In Table 1, Manchester has the largest number of inhabitants and Trondheim has the lowest number of inhabitants. Lyon consumes the highest volume of fresh water and Belfast consumes the lowest volume. Porto consumes the highest total energy in 2018 and Cartagena consumes the lowest. Portland is the richest city in terms of real GDP and Cartagena is the poorest. Cracow is the most polluted city (in PM2.5) in the sample and Portland is the least. San Antonio is the highest CO2 emitter and Debrecen is the city with the lowest level of CO2 emissions. Finally, Concepcion processes the highest level of urban wastewater and Cartagena possesses the lowest. We measure which dimensions each inefficient city should improve on to reach an efficient frontier based on available data.

3.2. Regression Results

Table 2 details our estimates from the SBI model.
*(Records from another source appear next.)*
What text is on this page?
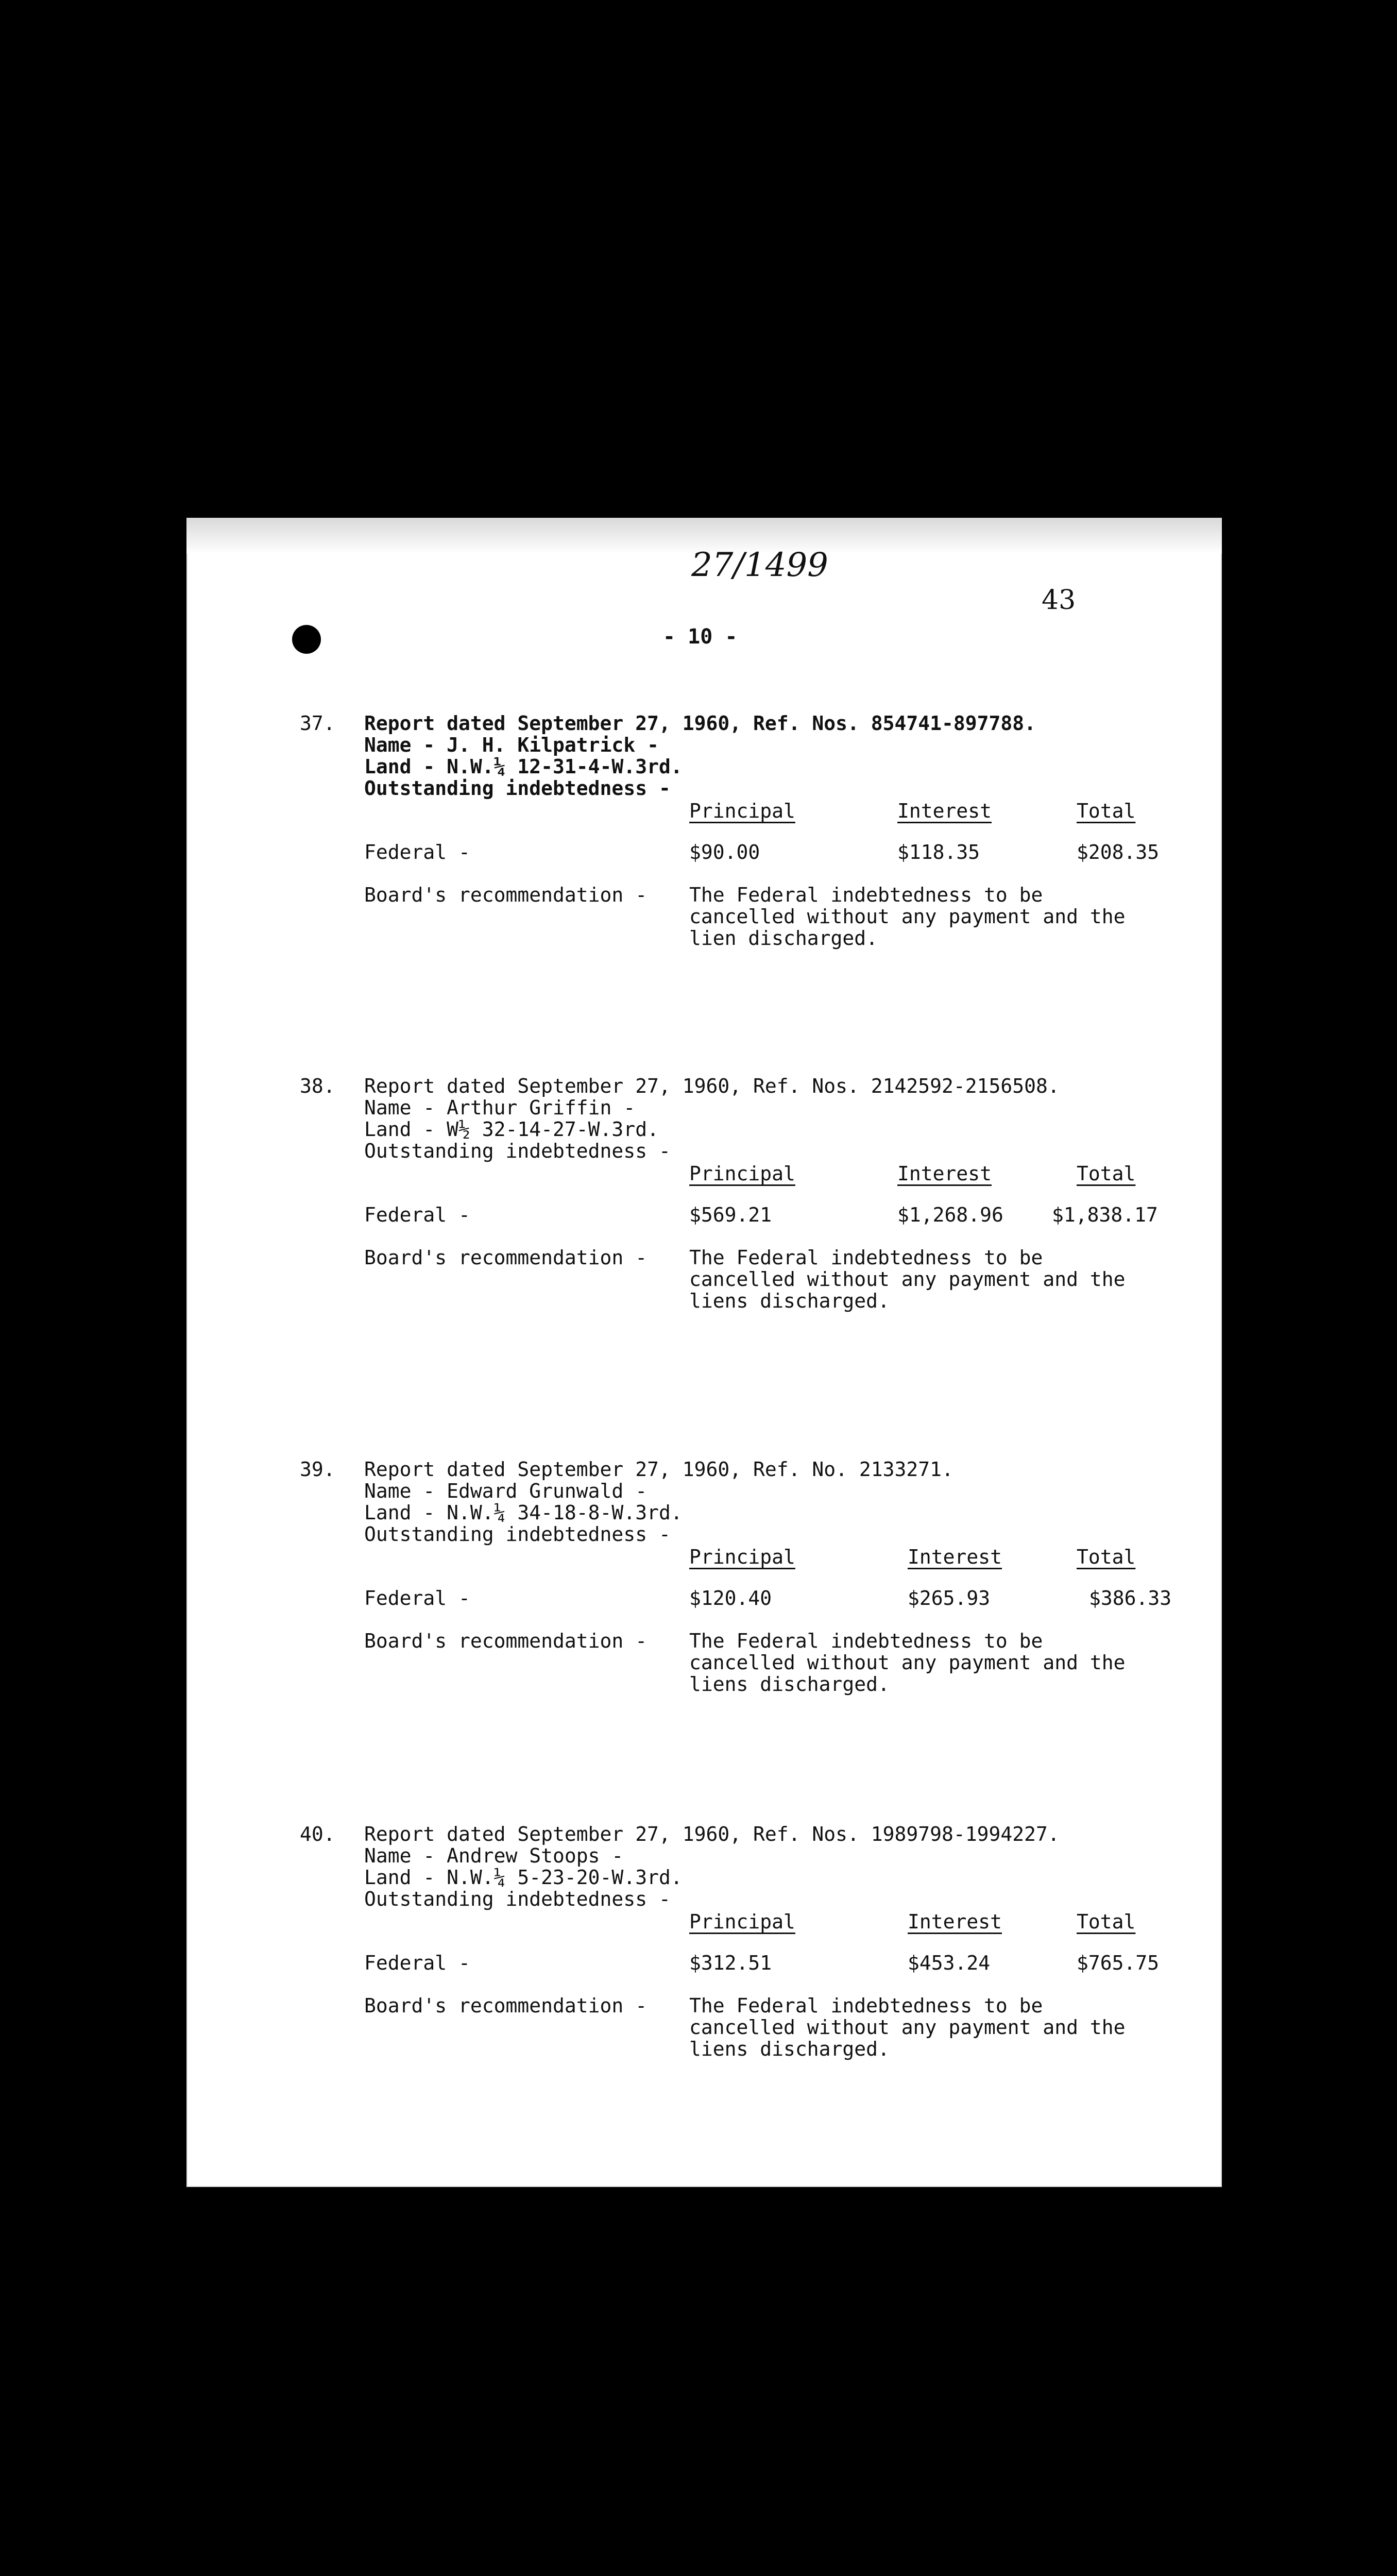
27/1499
43
- 10 -
37. Report dated September 27, 1960, Ref. Nos. 854741-897788.
Name - J. H. Kilpatrick -
Land - N.W.¼ 12-31-4-W.3rd.
Outstanding indebtedness -
Principal	Interest	Total
Federal -	$90.00	$118.35	$208.35
Board's recommendation - The Federal indebtedness to be
cancelled without any payment and the
lien discharged.
38. Report dated September 27, 1960, Ref. Nos. 2142592-2156508.
Name - Arthur Griffin -
Land - W½ 32-14-27-W.3rd.
Outstanding indebtedness -
Principal	Interest	Total
Federal -	$569.21	$1,268.96 $1,838.17
Board's recommendation - The Federal indebtedness to be
cancelled without any payment and the
liens discharged.
39. Report dated September 27, 1960, Ref. No. 2133271.
Name - Edward Grunwald -
Land - N.W.¼ 34-18-8-W.3rd.
Outstanding indebtedness -
Principal	Interest	Total
Federal -	$120.40	$265.93	$386.33
Board's recommendation - The Federal indebtedness to be
cancelled without any payment and the
liens discharged.
40. Report dated September 27, 1960, Ref. Nos. 1989798-1994227.
Name - Andrew Stoops -
Land - N.W.¼ 5-23-20-W.3rd.
Outstanding indebtedness -
Principal	Interest	Total
Federal -	$312.51	$453.24	$765.75
Board's recommendation - The Federal indebtedness to be
cancelled without any payment and the
liens discharged.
Coefficients report normalized slacks of each city for inputs (SBI X), desirable outputs (SBI Y), and undesirable outputs (SBI YB) and the overall efficiency indicator ( θ ) is shown in the last column. Almost half of the cities are efficient (20 cities). The remaining 25 cities are considered to be inefficient and only six of them (Hiroshima, Antwerp, The Hague, Nice, Lille and Bordeaux) have benchmarks that are able to produce more GDP than their current level. This means that the remaining inefficient cities could improve their performance by better managing their resources and reducing their undesirable outputs. Moreover, 56% of the inefficient DMUs have a higher normalized slack for the undesirable outputs than for the inputs.
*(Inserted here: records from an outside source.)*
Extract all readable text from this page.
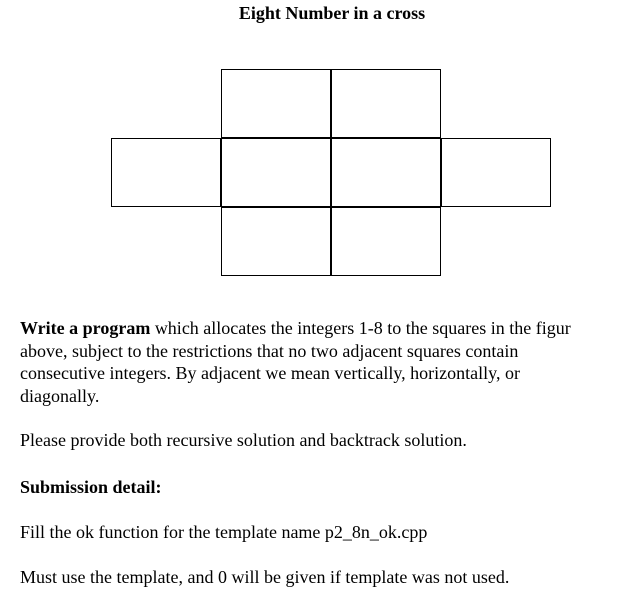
Eight Number in a cross
Write a program which allocates the integers 1-8 to the squares in the figur
above, subject to the restrictions that no two adjacent squares contain
consecutive integers. By adjacent we mean vertically, horizontally, or
diagonally.
Please provide both recursive solution and backtrack solution.
Submission detail:
Fill the ok function for the template name p2_8n_ok.cpp
Must use the template, and 0 will be given if template was not used.
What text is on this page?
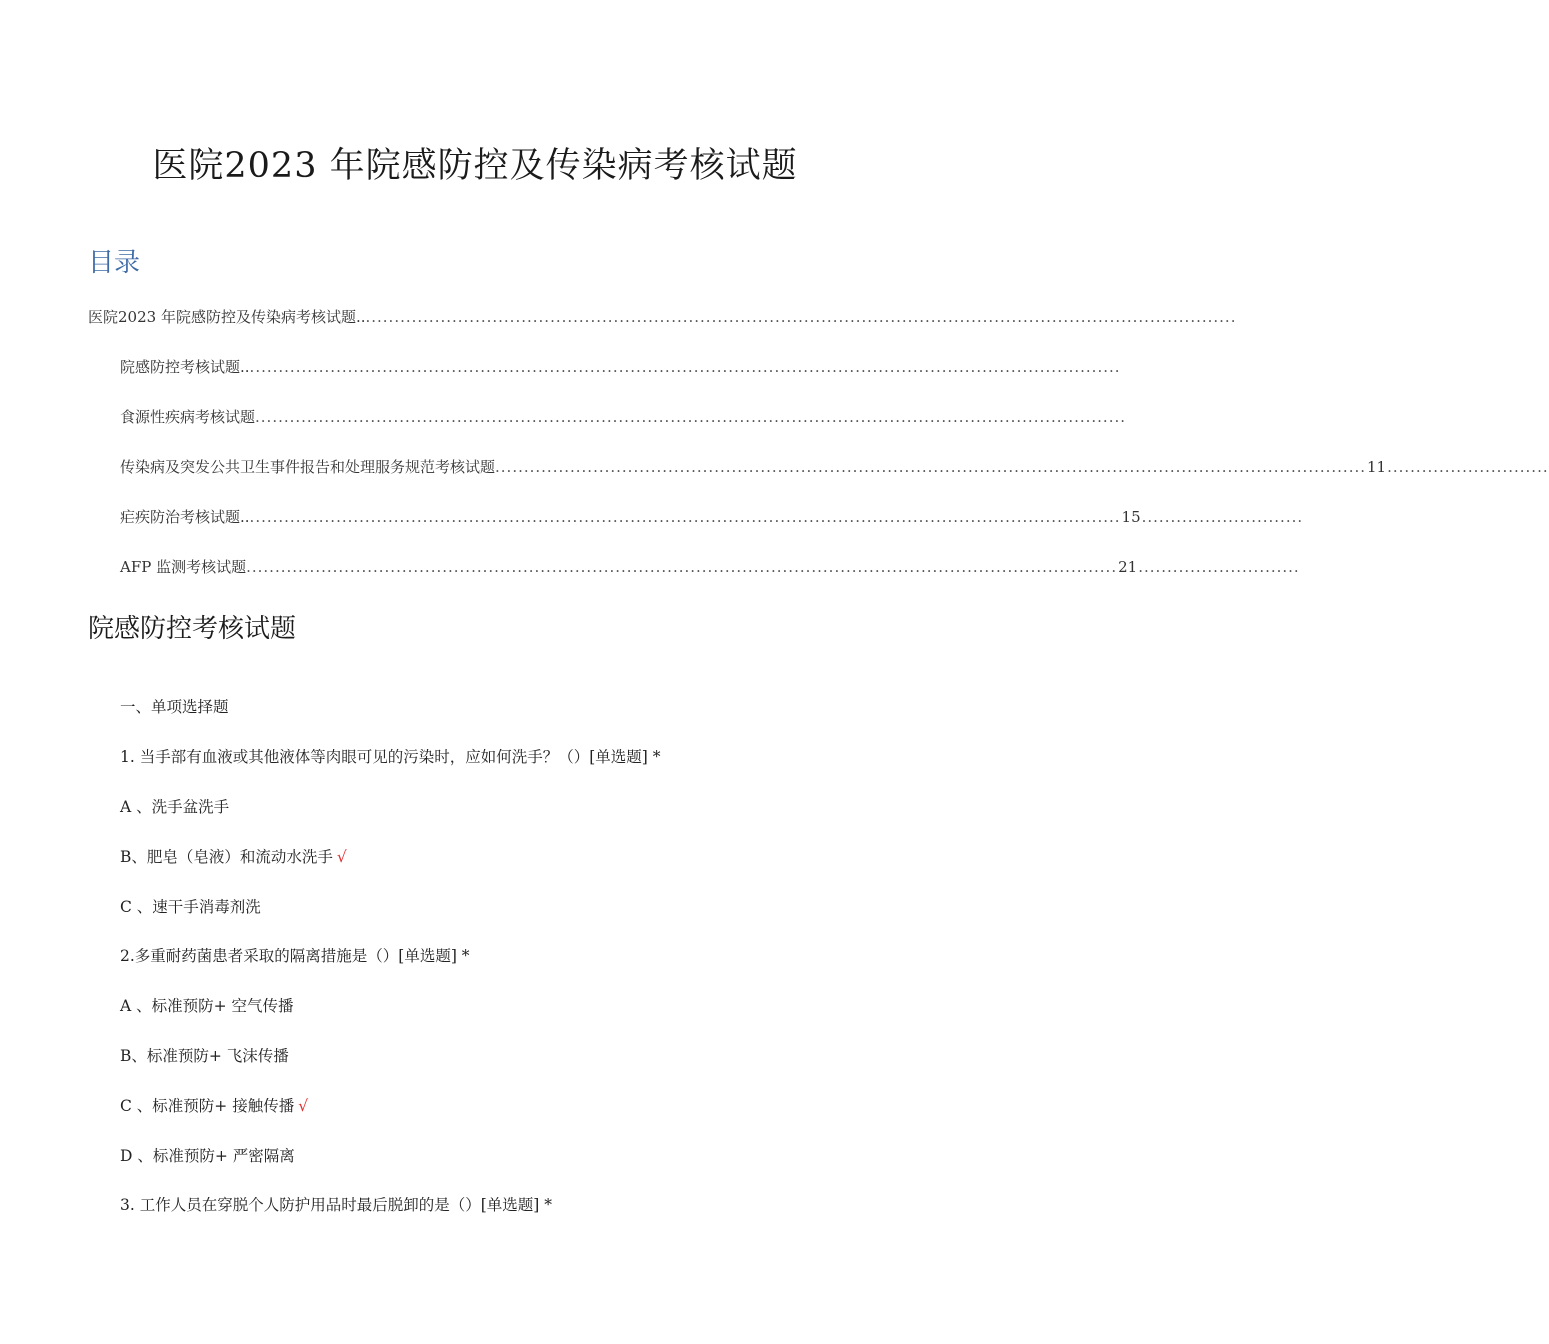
医院2023 年院感防控及传染病考核试题
目录
医院2023 年院感防控及传染病考核试题.. .......................................................................................................................................................
院感防控考核试题.. .......................................................................................................................................................
食源性疾病考核试题 .......................................................................................................................................................
传染病及突发公共卫生事件报告和处理服务规范考核试题 ....................................................................................................................................................... 11 ............................
疟疾防治考核试题.. ....................................................................................................................................................... 15 ............................
AFP 监测考核试题 ....................................................................................................................................................... 21 ............................
院感防控考核试题
一、单项选择题
1. 当手部有血液或其他液体等肉眼可见的污染时，应如何洗手？（）[单选题] *
A 、洗手盆洗手
B、肥皂（皂液）和流动水洗手 √
C 、速干手消毒剂洗
2.多重耐药菌患者采取的隔离措施是（）[单选题] *
A 、标准预防+ 空气传播
B、标准预防+ 飞沫传播
C 、标准预防+ 接触传播 √
D 、标准预防+ 严密隔离
3. 工作人员在穿脱个人防护用品时最后脱卸的是（）[单选题] *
For the inefficient units, we computed the slacks to identify the inputs each inefficient city should change to be more efficient in the management of their available resources (Table 3). Overall, inefficient cities have margin of improvement if they reduce their water consumption since the mean and the median of this slack is 54.92% and 55.64%, respectively. For population and energy, the medians are 8.96% and 11.16%, respectively and the means are 11.76% and 16.56%, respectively.
Vancouver, Hanover Linz, The Hague, Toulouse, Gothenburg, Tallinn, Utrecht, Antwerp, Rotterdam, Helsinki, Tampa-Pinellas, and Pittsburgh are the only inefficient cities that can reduce their energy consumption after comparing their performance with their benchmarks. The mean of their Energy Consumption Slacks is 0.17. In this subset of cities, only six of them (Gothenburg, Hanover, Helsinki, Vancouver, Toulouse, and Tampa-Pinellas) have as a benchmark a city with a lower population (Table 4). These six cities are the only ones that have input slacks for the three inputs. Regarding the undesirable outputs, wastewater is the variable with the lowest values of slacks (0.26 as the median and 0.28 as the mean), while CO2 is the variable with the highest slacks of all the undesirable outputs (0.42 as the median and 0.43 as the mean).
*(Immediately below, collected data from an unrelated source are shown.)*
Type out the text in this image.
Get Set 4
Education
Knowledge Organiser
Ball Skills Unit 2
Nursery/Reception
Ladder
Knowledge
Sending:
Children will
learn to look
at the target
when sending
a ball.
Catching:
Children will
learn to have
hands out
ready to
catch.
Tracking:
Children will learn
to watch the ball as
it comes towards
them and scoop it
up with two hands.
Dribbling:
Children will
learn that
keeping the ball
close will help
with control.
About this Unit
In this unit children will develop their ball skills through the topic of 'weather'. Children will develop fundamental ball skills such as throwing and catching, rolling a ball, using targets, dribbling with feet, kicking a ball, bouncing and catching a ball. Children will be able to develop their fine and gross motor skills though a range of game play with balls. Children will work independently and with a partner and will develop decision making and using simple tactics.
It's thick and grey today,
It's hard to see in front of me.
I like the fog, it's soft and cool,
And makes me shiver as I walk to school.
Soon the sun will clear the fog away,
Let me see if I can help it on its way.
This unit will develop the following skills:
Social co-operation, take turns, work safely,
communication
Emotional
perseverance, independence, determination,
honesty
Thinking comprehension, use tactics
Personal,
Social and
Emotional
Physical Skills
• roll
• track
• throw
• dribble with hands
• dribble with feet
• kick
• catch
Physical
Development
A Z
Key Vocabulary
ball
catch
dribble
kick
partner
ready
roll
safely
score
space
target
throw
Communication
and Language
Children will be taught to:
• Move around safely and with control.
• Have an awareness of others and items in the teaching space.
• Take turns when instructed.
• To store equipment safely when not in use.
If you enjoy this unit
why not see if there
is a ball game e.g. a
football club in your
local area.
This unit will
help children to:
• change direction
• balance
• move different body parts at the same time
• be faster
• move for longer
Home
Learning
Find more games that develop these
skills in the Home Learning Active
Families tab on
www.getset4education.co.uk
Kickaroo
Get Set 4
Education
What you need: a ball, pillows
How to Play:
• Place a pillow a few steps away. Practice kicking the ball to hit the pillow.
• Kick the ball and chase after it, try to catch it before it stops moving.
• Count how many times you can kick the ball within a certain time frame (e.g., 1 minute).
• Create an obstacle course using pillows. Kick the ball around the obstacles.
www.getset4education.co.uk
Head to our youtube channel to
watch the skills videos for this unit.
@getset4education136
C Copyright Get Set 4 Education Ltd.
DEA allows observing which are the benchmarks for any inefficient unit and the observed efficient cities that define those benchmarks. There are 10 cities (Bilbao, Bologna, Cracow, Florence, Glasgow, Lyon, Manchester, Trondheim, Turin, and Turku) that are efficient but do not act as a benchmark for any inefficient unit, since they are outliers. On the contrary, Aarhus, Belfast, Cartagena, Copenhagen, Cork, Debrecen, Marbella, Portland, Porto, and Zurich are peers, efficient cities that define the benchmarks for those inefficient units. Copenhagen, Debrecen, and Zurich are the most used efficient cities to define the targets of the database.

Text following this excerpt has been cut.